Tahukah kamu? bahwa gelar tambahan ‘Haji’ itu hanya ada di Indonesia. Di
Arab Saudi maupun negara belahan dunia manapun ketika seseorang pulang
menunaikan ibadah haji tidak ada yang menambahkan gelar tersebut di
depan nama mereka. Lalu bagaimana sejarahnya gelar ‘Haji’ itu bisa muncul di Indonesia?
Gelar “haji” tergolong cukup unik. Hanya di Indonesia saja kita menemukan fakta pemberian gelar semacam itu. Mengenai hal ini, arkeolog Islam Nusantara, Agus Sunyoto, menyatakan hal tersebut mulai muncul sejak tahun 1916.

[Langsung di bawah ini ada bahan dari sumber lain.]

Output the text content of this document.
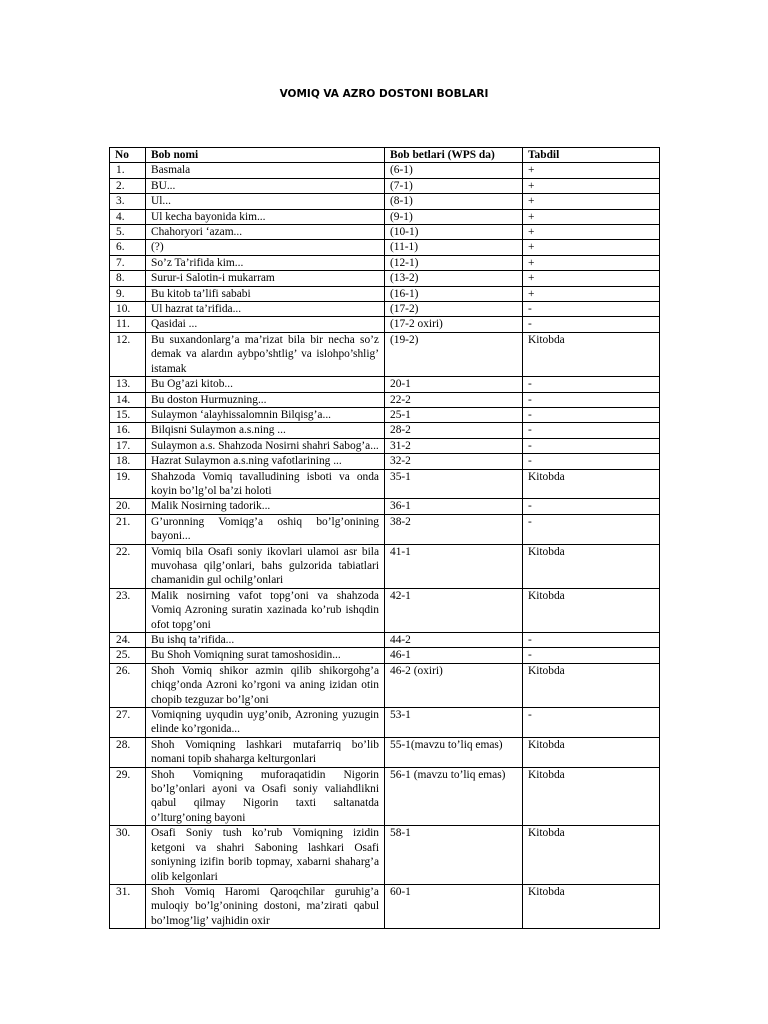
VOMIQ VA AZRO DOSTONI BOBLARI
No	Bob nomi	Bob betlari (WPS da)	Tabdil
1.	Basmala	(6-1)	+
2.	BU...	(7-1)	+
3.	Ul...	(8-1)	+
4.	Ul kecha bayonida kim...	(9-1)	+
5.	Chahoryori ‘azam...	(10-1)	+
6.	(?)	(11-1)	+
7.	So’z Ta’rifida kim...	(12-1)	+
8.	Surur-i Salotin-i mukarram	(13-2)	+
9.	Bu kitob ta’lifi sababi	(16-1)	+
10.	Ul hazrat ta’rifida...	(17-2)	-
11.	Qasidai ...	(17-2 oxiri)	-
12.	Bu suxandonlarg’a ma’rizat bila bir necha so’z demak va alardın aybpo’shtlig’ va islohpo’shlig’ istamak	(19-2)	Kitobda
13.	Bu Og’azi kitob...	20-1	-
14.	Bu doston Hurmuzning...	22-2	-
15.	Sulaymon ‘alayhissalomnin Bilqisg’a...	25-1	-
16.	Bilqisni Sulaymon a.s.ning ...	28-2	-
17.	Sulaymon a.s. Shahzoda Nosirni shahri Sabog’a...	31-2	-
18.	Hazrat Sulaymon a.s.ning vafotlarining ...	32-2	-
19.	Shahzoda Vomiq tavalludining isboti va onda koyin bo’lg’ol ba’zi holoti	35-1	Kitobda
20.	Malik Nosirning tadorik...	36-1	-
21.	G’uronning Vomiqg’a oshiq bo’lg’onining bayoni...	38-2	-
22.	Vomiq bila Osafi soniy ikovlari ulamoi asr bila muvohasa qilg’onlari, bahs gulzorida tabiatlari chamanidin gul ochilg’onlari	41-1	Kitobda
23.	Malik nosirning vafot topg’oni va shahzoda Vomiq Azroning suratin xazinada ko’rub ishqdin ofot topg’oni	42-1	Kitobda
24.	Bu ishq ta’rifida...	44-2	-
25.	Bu Shoh Vomiqning surat tamoshosidin...	46-1	-
26.	Shoh Vomiq shikor azmin qilib shikorgohg’a chiqg’onda Azroni ko’rgoni va aning izidan otin chopib tezguzar bo’lg’oni	46-2 (oxiri)	Kitobda
27.	Vomiqning uyqudin uyg’onib, Azroning yuzugin elinde ko’rgonida...	53-1	-
28.	Shoh Vomiqning lashkari mutafarriq bo’lib nomani topib shaharga kelturgonlari	55-1(mavzu to’liq emas)	Kitobda
29.	Shoh Vomiqning muforaqatidin Nigorin bo’lg’onlari ayoni va Osafi soniy valiahdlikni qabul qilmay Nigorin taxti saltanatda o’lturg’oning bayoni	56-1 (mavzu to’liq emas)	Kitobda
30.	Osafi Soniy tush ko’rub Vomiqning izidin ketgoni va shahri Saboning lashkari Osafi soniyning izifin borib topmay, xabarni shaharg’a olib kelgonlari	58-1	Kitobda
31.	Shoh Vomiq Haromi Qaroqchilar guruhig’a muloqiy bo’lg’onining dostoni, ma’zirati qabul bo’lmog’lig’ vajhidin oxir	60-1	Kitobda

Sebagaimana disebutkan, secara kebahasaan, haji berarti menziarahi,
mengunjungi. Jadi tepatnya istilah ini digunakan untuk orang yang mau
beribadah haji, bukan untuk mereka yang telah selesai melaksanakannya.
Ketika seseorang pulang dari ibadah haji, sebenarnya sematan haji bagi
dirinya sudah tuntas, karena dia tidak lagi berada dalam proses
berziarah.
Sebaliknya di Indonesia, gelar tersebut masih tetap melekat.

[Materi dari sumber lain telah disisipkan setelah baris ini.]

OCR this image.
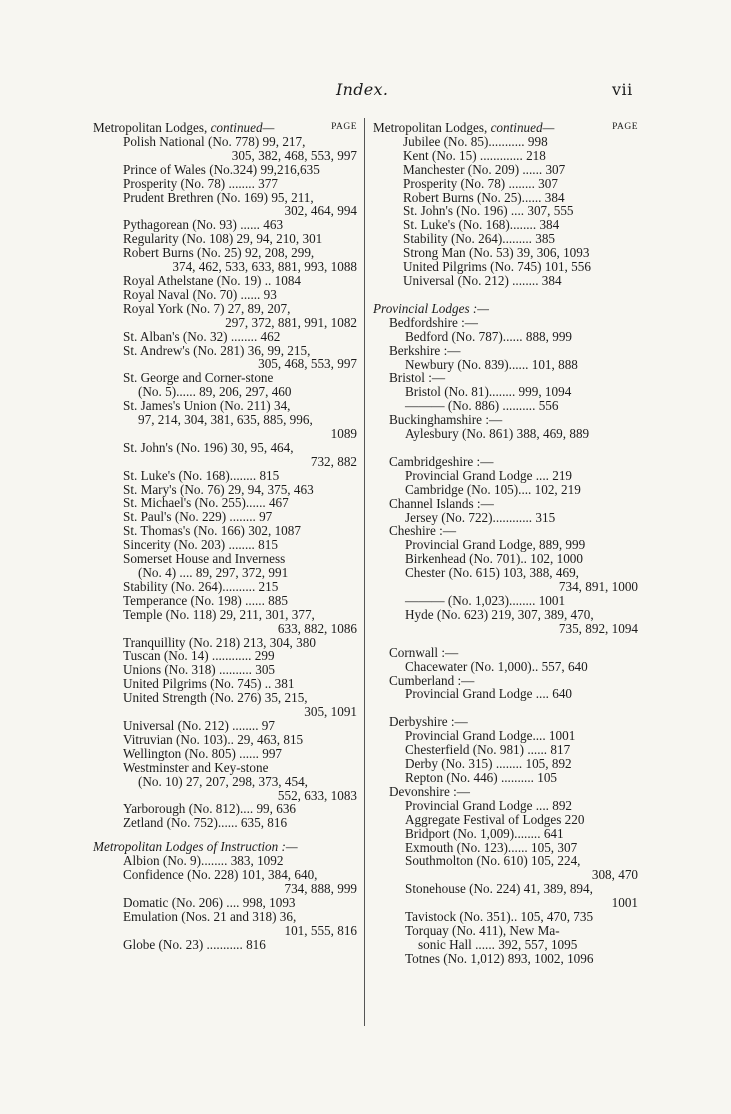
Index.	vii
Metropolitan Lodges, continued—	PAGE
Polish National (No. 778) 99, 217,
305, 382, 468, 553, 997
Prince of Wales (No.324) 99,216,635
Prosperity (No. 78) ........ 377
Prudent Brethren (No. 169) 95, 211,
302, 464, 994
Pythagorean (No. 93) ...... 463
Regularity (No. 108) 29, 94, 210, 301
Robert Burns (No. 25) 92, 208, 299,
374, 462, 533, 633, 881, 993, 1088
Royal Athelstane (No. 19) .. 1084
Royal Naval (No. 70) ...... 93
Royal York (No. 7) 27, 89, 207,
297, 372, 881, 991, 1082
St. Alban's (No. 32) ........ 462
St. Andrew's (No. 281) 36, 99, 215,
305, 468, 553, 997
St. George and Corner-stone
(No. 5)...... 89, 206, 297, 460
St. James's Union (No. 211) 34,
97, 214, 304, 381, 635, 885, 996,
1089
St. John's (No. 196) 30, 95, 464,
732, 882
St. Luke's (No. 168)........ 815
St. Mary's (No. 76) 29, 94, 375, 463
St. Michael's (No. 255)...... 467
St. Paul's (No. 229) ........ 97
St. Thomas's (No. 166) 302, 1087
Sincerity (No. 203) ........ 815
Somerset House and Inverness
(No. 4) .... 89, 297, 372, 991
Stability (No. 264).......... 215
Temperance (No. 198) ...... 885
Temple (No. 118) 29, 211, 301, 377,
633, 882, 1086
Tranquillity (No. 218) 213, 304, 380
Tuscan (No. 14) ............ 299
Unions (No. 318) .......... 305
United Pilgrims (No. 745) .. 381
United Strength (No. 276) 35, 215,
305, 1091
Universal (No. 212) ........ 97
Vitruvian (No. 103).. 29, 463, 815
Wellington (No. 805) ...... 997
Westminster and Key-stone
(No. 10) 27, 207, 298, 373, 454,
552, 633, 1083
Yarborough (No. 812).... 99, 636
Zetland (No. 752)...... 635, 816
Metropolitan Lodges of Instruction :—
Albion (No. 9)........ 383, 1092
Confidence (No. 228) 101, 384, 640,
734, 888, 999
Domatic (No. 206) .... 998, 1093
Emulation (Nos. 21 and 318) 36,
101, 555, 816
Globe (No. 23) ........... 816
Metropolitan Lodges, continued—	PAGE
Jubilee (No. 85)........... 998
Kent (No. 15) ............. 218
Manchester (No. 209) ...... 307
Prosperity (No. 78) ........ 307
Robert Burns (No. 25)...... 384
St. John's (No. 196) .... 307, 555
St. Luke's (No. 168)........ 384
Stability (No. 264)......... 385
Strong Man (No. 53) 39, 306, 1093
United Pilgrims (No. 745) 101, 556
Universal (No. 212) ........ 384
Provincial Lodges :—
Bedfordshire :—
Bedford (No. 787)...... 888, 999
Berkshire :—
Newbury (No. 839)...... 101, 888
Bristol :—
Bristol (No. 81)........ 999, 1094
——— (No. 886) .......... 556
Buckinghamshire :—
Aylesbury (No. 861) 388, 469, 889
Cambridgeshire :—
Provincial Grand Lodge .... 219
Cambridge (No. 105).... 102, 219
Channel Islands :—
Jersey (No. 722)............ 315
Cheshire :—
Provincial Grand Lodge, 889, 999
Birkenhead (No. 701).. 102, 1000
Chester (No. 615) 103, 388, 469,
734, 891, 1000
——— (No. 1,023)........ 1001
Hyde (No. 623) 219, 307, 389, 470,
735, 892, 1094
Cornwall :—
Chacewater (No. 1,000).. 557, 640
Cumberland :—
Provincial Grand Lodge .... 640
Derbyshire :—
Provincial Grand Lodge.... 1001
Chesterfield (No. 981) ...... 817
Derby (No. 315) ........ 105, 892
Repton (No. 446) .......... 105
Devonshire :—
Provincial Grand Lodge .... 892
Aggregate Festival of Lodges 220
Bridport (No. 1,009)........ 641
Exmouth (No. 123)...... 105, 307
Southmolton (No. 610) 105, 224,
308, 470
Stonehouse (No. 224) 41, 389, 894,
1001
Tavistock (No. 351).. 105, 470, 735
Torquay (No. 411), New Ma-
sonic Hall ...... 392, 557, 1095
Totnes (No. 1,012) 893, 1002, 1096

Orang-orang yang telah selesai melaksanakan ibadah haji, mendapat gelar
tambahan di depan namanya dengan sebutan haji (untuk laki-laki) dan
hajjah (untuk perempuan). Banyak orang memandang hal itu tidak baik, karena bisa menimbulkan sikap riya, pamer, sehingga bisa berbahaya bagi nilai ibadahnya di hadapan Allah.
Alasan lain pemakaian gelar haji bagi mereka yang kembali pulang
adalah, karena susahnya menempuh perjalanan pulang pergi
Indonesia-Makkah, sehingga agar kesan itu tidak hilang, maka dipakailah gelar haji sebagai tanda perjuangan ibadah. Penambahan gelar ini tentu sangat dapat dimaklumi.
“Kenapa dulu tidak ada Haji Diponegoro, Kiai Haji Mojo, padahal
mereka sudah haji? Dulu kiai-kiai enggak ada gelar haji, wong itu ibadah
kok. Sejarahnya (gelar “haji”, red) dimulai dari perlawanan umat Islam
terhadap kolonial. Setiap ada pemberontakan selalu dipelopori guru
thariqah, haji, ulama dari Pesantren, sudah, tiga itu yang jadi ‘biang
kerok’ pemberontakan kompeni, sampai membuat kompeni kewalahan,” beber
Agus Sunyoto di Pesantren Ats-tsaqafah, Ciganjur, Jakarta.
Seperti yang telah dikutip brilio.net dari kemenag.go.id,
pada zaman pendudukan Belanda, sudah banyak pahlawan Indonesia yang
menunaikan ibadah haji seperti Pangeran Diponegoro, HOS Cokroaminoto, Ki
Hajar Dewantara dan masih banyak lagi. Namun tidak pernah kita
mendengar mereka menggunakan gelar haji.
Kepulangan mereka dari haji banyak membawa perubahan untuk Indonesia,
tentunya perubahan ke arah yang lebih baik. Contohnya HOS Cokroaminoto,
pulang berhaji, mendirikan Sarekat Islam. Begitu juga Ki Hajar
Dewantara yang berjuang dalam bidang pendidikan.
Quote:
Hal-hal seperti ini merisaukan pihak Belanda.
Maka salah satu upaya Belanda untuk mengawasi dan memantau aktivitas
serta gerak-gerik ulama-ulama ini adalah dengan mengharuskan penambahan
gelar haji di depan nama orang yang telah menunaikan ibadah haji dan
kembali ke Tanah Air.
Ketentuan ini diatur dalam Peraturan Pemerintahan Belanda Staatsblad tahun 1903.
Pemerintahan kolonial pun mengkhususkan Pulau Onrust dan Pulau
Khayangan di Kepulauan Seribu jadi gerbang utama jalur lalu lintas
perhajian di Indonesia.
Quote:
|
Seperti disinggung sebelumnya, banyak tokoh yang membawa perubahan
sepulang berhaji, maka pemakaian gelar H akan memudahkan pemerintah
kolonial untuk mencari orang tersebut apabila terjadi pemberontakan.
Kebiasaan tersebut pada akhirnya menjadi turun temurun hingga saat ini.